Jacky, “montagna” di due metri dal cuore generoso e tenace
Lo scorso 28 gennaio King Roger ha vinto gli Australian Open, giocando divinamente, come solo lui sa fare. È il suo ventesimo titolo del Grande Slam. Quel giorno Federer, nato 37 anni fa a Basilea, ritornava ad essere il numero uno al mondo. Nessuno mai meglio di lui.
Quello stesso giorno, a Rotterdam in Olanda, Giacomo Dambrosi, detto Jacky, classe 2001, nato e cresciuto a Trieste, vince il torneo Itf under 18, per poi volare in Giappone a disputare le finali mondiali.
Nessun articolo sui giornali, nessun clamore. Ovviamente. Tuttavia la concomitanza dell’evento può non essere casuale e ci piacerebbe credere che sia davvero così. Un segno del destino. Un buon auspicio.

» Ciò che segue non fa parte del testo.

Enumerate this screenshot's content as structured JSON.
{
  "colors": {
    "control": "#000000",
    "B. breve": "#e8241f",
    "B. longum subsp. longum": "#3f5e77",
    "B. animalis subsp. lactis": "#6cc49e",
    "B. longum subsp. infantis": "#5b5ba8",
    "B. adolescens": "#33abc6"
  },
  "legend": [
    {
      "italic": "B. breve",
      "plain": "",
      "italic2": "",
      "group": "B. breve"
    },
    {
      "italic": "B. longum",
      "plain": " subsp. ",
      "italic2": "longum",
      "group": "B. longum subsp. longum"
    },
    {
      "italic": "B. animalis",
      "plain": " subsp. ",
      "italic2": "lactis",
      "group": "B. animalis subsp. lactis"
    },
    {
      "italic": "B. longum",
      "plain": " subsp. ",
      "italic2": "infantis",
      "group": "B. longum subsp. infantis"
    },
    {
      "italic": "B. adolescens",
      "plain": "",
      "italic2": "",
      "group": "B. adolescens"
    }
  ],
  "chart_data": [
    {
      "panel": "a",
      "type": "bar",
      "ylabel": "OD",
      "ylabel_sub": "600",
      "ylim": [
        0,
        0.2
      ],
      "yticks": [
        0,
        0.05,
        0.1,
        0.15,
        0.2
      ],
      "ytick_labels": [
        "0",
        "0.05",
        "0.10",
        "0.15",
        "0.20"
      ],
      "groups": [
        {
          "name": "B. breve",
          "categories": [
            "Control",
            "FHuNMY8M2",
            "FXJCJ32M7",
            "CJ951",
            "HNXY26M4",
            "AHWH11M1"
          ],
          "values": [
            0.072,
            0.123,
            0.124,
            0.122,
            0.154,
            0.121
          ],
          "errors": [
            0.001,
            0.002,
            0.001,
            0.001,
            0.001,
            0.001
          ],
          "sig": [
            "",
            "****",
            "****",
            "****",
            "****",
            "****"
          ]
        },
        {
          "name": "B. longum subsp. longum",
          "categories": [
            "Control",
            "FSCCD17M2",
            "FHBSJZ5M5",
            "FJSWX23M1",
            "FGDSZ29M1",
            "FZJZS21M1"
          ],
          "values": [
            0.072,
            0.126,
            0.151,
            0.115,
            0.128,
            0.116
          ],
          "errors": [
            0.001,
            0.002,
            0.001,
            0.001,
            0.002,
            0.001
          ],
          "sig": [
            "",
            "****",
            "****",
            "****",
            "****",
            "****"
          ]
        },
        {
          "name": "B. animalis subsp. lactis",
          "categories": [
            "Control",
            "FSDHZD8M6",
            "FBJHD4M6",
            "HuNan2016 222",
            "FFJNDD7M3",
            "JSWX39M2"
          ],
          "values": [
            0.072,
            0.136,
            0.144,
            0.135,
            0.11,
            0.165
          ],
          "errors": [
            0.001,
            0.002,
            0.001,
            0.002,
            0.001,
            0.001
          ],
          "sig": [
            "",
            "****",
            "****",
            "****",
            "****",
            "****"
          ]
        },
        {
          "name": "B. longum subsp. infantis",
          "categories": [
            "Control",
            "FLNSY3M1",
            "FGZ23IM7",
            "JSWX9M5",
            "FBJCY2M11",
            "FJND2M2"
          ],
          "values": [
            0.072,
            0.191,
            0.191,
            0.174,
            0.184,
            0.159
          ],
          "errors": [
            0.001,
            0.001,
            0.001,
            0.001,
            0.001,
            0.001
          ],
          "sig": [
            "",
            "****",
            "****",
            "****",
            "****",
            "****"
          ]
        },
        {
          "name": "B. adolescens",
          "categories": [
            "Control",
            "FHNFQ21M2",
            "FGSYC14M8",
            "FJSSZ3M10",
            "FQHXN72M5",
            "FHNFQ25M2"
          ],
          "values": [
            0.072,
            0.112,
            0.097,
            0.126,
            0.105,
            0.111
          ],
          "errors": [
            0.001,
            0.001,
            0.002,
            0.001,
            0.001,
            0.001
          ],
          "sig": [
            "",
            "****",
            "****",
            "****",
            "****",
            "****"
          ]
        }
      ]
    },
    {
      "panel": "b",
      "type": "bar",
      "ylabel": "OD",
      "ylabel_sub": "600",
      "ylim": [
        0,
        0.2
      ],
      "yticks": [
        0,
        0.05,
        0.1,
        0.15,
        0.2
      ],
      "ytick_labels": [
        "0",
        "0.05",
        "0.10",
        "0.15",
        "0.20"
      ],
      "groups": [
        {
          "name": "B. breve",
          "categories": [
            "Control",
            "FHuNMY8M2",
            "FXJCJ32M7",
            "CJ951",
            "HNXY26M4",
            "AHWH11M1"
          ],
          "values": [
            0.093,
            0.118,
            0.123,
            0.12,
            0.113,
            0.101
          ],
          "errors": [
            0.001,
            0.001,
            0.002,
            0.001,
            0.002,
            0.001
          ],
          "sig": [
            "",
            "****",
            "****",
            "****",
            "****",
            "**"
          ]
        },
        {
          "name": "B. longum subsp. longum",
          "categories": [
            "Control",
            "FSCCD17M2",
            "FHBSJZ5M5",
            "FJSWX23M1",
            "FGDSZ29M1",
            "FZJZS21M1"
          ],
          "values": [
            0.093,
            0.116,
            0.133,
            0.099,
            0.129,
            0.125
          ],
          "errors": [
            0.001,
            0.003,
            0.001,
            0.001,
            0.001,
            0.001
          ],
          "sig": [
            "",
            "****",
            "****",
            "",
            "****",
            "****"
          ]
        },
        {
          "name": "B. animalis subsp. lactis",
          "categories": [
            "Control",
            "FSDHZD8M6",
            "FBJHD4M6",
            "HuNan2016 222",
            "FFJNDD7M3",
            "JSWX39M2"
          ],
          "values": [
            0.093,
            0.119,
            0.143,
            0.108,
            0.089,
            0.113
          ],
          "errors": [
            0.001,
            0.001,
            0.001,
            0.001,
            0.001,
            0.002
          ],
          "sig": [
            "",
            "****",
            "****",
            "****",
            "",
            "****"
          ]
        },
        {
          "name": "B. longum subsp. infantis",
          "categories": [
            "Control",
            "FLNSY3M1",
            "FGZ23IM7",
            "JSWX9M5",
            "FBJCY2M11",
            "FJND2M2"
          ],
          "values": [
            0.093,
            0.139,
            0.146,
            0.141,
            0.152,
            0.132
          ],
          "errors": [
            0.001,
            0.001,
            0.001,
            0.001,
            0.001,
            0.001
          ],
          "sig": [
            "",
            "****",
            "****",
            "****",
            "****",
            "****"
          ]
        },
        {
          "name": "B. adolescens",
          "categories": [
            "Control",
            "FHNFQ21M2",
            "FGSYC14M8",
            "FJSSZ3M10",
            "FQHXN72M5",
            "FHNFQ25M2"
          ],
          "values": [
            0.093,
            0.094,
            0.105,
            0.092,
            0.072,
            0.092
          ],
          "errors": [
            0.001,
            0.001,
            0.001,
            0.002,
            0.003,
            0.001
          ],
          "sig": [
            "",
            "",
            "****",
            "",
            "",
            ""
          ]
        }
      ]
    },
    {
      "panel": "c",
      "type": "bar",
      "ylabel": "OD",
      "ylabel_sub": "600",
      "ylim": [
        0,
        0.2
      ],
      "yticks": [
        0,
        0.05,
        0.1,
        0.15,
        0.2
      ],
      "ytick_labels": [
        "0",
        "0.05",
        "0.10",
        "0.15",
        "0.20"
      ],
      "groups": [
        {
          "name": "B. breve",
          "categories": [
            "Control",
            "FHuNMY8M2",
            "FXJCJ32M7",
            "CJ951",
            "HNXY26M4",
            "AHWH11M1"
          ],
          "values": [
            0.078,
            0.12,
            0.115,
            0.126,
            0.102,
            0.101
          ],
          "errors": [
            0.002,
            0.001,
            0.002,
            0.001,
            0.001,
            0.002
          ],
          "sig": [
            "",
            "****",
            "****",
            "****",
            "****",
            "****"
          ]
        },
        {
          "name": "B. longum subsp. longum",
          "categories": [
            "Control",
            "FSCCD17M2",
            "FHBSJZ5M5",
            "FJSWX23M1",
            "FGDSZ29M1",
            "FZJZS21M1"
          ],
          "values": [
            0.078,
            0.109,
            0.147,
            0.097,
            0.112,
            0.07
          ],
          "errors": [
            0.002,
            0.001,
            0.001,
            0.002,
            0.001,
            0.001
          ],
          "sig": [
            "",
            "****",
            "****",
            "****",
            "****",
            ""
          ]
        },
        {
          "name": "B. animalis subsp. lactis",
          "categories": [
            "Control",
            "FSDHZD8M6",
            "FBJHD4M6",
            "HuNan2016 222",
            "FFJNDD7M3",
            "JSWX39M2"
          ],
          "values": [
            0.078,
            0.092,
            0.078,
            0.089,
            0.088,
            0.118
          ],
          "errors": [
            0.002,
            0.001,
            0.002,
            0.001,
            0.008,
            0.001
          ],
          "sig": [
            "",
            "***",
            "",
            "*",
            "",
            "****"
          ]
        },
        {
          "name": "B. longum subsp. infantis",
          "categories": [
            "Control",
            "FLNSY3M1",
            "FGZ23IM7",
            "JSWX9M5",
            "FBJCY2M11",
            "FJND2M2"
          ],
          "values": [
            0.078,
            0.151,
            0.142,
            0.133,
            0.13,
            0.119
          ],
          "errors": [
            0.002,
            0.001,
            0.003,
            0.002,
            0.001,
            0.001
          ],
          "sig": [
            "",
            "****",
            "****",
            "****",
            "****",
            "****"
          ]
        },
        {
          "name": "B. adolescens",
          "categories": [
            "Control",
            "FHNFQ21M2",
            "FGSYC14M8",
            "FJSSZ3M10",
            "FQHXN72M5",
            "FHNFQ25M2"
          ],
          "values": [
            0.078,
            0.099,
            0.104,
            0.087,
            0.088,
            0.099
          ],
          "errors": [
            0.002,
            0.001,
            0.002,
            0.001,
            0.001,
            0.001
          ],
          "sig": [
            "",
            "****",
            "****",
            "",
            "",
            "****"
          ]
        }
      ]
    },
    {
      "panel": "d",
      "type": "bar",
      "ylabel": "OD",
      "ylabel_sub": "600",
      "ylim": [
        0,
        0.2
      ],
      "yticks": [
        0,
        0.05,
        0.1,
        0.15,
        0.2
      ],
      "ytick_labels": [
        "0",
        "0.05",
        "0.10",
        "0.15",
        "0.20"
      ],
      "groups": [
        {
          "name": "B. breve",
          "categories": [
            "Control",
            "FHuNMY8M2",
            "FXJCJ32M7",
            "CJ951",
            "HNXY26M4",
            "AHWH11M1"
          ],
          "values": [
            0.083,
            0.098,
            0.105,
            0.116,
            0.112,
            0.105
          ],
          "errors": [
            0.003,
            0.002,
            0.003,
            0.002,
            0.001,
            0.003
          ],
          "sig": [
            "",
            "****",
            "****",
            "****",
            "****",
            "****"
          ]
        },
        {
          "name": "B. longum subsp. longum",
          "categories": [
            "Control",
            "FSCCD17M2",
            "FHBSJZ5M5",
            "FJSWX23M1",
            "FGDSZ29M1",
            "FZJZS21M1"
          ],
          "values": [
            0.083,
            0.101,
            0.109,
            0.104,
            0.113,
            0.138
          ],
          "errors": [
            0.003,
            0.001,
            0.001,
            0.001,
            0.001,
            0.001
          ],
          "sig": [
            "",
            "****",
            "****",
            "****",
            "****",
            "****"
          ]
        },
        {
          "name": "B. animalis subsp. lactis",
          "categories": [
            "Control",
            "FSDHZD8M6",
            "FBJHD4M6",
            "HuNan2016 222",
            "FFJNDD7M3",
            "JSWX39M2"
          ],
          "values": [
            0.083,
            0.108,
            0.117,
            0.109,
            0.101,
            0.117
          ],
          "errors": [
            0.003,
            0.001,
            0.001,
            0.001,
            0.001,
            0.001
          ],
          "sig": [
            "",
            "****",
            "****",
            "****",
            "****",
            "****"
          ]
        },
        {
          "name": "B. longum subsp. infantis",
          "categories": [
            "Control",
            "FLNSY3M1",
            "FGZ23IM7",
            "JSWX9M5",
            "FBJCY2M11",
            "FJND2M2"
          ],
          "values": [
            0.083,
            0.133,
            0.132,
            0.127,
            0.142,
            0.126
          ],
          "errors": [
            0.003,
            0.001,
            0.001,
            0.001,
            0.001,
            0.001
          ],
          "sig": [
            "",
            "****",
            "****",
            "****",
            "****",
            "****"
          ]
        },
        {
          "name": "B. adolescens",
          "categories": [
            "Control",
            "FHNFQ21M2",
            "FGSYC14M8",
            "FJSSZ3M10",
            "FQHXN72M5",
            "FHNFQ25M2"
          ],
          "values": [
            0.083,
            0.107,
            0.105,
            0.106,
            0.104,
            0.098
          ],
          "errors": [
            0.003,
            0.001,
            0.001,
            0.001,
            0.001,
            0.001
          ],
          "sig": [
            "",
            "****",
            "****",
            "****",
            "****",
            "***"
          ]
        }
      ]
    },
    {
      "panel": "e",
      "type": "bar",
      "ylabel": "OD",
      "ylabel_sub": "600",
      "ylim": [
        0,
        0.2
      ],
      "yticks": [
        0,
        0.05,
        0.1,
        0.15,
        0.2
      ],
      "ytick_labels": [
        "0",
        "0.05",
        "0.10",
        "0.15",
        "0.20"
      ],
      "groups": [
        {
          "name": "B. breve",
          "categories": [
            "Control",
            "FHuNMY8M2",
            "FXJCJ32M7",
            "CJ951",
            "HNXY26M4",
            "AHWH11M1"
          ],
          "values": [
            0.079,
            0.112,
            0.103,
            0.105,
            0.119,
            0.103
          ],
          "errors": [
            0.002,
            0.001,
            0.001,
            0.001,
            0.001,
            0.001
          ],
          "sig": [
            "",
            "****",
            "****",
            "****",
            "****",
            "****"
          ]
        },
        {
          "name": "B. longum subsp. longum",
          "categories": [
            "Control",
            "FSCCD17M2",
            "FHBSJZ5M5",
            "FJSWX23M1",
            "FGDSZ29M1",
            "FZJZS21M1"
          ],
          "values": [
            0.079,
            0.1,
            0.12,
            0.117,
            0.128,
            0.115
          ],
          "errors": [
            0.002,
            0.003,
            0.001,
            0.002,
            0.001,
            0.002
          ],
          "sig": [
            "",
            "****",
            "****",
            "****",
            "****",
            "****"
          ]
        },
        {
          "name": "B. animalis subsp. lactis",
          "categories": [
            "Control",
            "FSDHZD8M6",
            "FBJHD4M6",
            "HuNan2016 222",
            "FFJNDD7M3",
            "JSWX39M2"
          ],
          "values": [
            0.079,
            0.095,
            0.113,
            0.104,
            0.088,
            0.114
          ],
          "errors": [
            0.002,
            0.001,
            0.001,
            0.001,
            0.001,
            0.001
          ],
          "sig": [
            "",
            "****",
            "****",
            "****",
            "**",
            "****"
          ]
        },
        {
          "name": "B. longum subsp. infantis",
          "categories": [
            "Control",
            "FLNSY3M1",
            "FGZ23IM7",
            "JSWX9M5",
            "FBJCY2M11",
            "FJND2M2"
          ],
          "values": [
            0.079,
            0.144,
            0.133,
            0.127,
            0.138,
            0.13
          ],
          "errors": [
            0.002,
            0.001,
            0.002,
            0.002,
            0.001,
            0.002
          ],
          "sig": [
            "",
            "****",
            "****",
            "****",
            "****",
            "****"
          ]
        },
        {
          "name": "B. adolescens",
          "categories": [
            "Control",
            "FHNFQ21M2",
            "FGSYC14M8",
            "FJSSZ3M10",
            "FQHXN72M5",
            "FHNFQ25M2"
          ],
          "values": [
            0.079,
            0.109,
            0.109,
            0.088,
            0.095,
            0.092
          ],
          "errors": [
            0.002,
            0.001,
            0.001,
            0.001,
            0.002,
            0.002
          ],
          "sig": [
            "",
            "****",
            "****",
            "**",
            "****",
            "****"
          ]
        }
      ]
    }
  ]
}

Certo è presto, anzi prestissimo, per poter immaginare che Giacomo possa essere in qualche modo il successore del suo mito, del mito di tutti noi. Ma perché limitare i sogni? Anche Roger Federer ha iniziato la sua carriera, lunga chilometri, con un passo. Un passo simile a quello fatto da Jaky in Olanda.
Eh sì, perché Jaky, come Roger, non è uno qualsiasi. Stiamo parlando di una “montagna” di 17 anni, alta 2 metri, che lancia la palla oltre la rete a 200 chilometri all’ora. Stiamo parlando di un ragazzo che ha respirato sport sin dal suo primo vagito.
Cresciuto in un ambiente familiare di sportivi; il nonno egregio portiere prima e tennista poi, il papà, anche lui, portiere ed eccellente tennista, la zia promettente tennista, la mamma insegnante di ginnastica e tralasciamo altri parenti vicini, canottieri, ciclisti, alpinisti etc. etc... insomma, le premesse sono davvero a suo favore.
Ma Giacomo Dambrosi ha una carta in più, che potrebbe fare la differenza e che, spesso nello sport, come nella vita, fa la differenza. Questa carta si chiama tenacia.
All’età di quattro anni stava giocando con il cuginetto coetaneo nel parco giochi nella pineta di Barcola. Il gioco consisteva nell’arrivare alla fine di una scala orizzontale, rimanendo sospesi ai pioli e muovendosi con la forza delle sole braccia. Il cuginetto, molto più esile e piccolo di lui attraversò la struttura senza problemi e si mise poi a giocare altrove.
Lui non ce la fece. Era troppo grande e pesante perché la sua muscolatura, non ancora sviluppata, potesse supportarlo. Ma non si diede per vinto. Non mollò. Tentò e ritentò l’attraversata fino a quando la portò a compimento. Allora soddisfatto mostrò le mani, con il sangue rappreso, allo zio che lo stava osservando in silenzio, attonito.
Questo è Giacomo Dambrosi: un cocktail di giusti ingredienti che possono farci davvero sognare.
La strada è lunga, piena di difficoltà, ci vorranno sacrifici di ogni sorta, ci vorrà anche la fortuna ma, come dice il nuotatore Domenico Fioravanti, se vuoi avere tutto dallo sport devi prima dargli tutto. E questo Jacky l’ha capito. Ce la sta mettendo tutta. Ora è a Bordighera ad allenarsi 8 ore al giorno. Non è facile come apparentemente può sembrare. Non è un mondo dorato.
È ancora giovanissimo, fragile. Gli manca la casa, gli mancano gli amici, gli mancano gli svaghi tipici di un ragazzo della sua età ma lotta ogni giorno per poter migliorare e superare i propri limiti, per arrivare in fondo a quella scala che sarà sempre più lunga e complicata. Si spera che possa sentire l’affetto di tutti coloro che lo sostengono e che gli vogliono bene, che possa trarne la forza necessaria.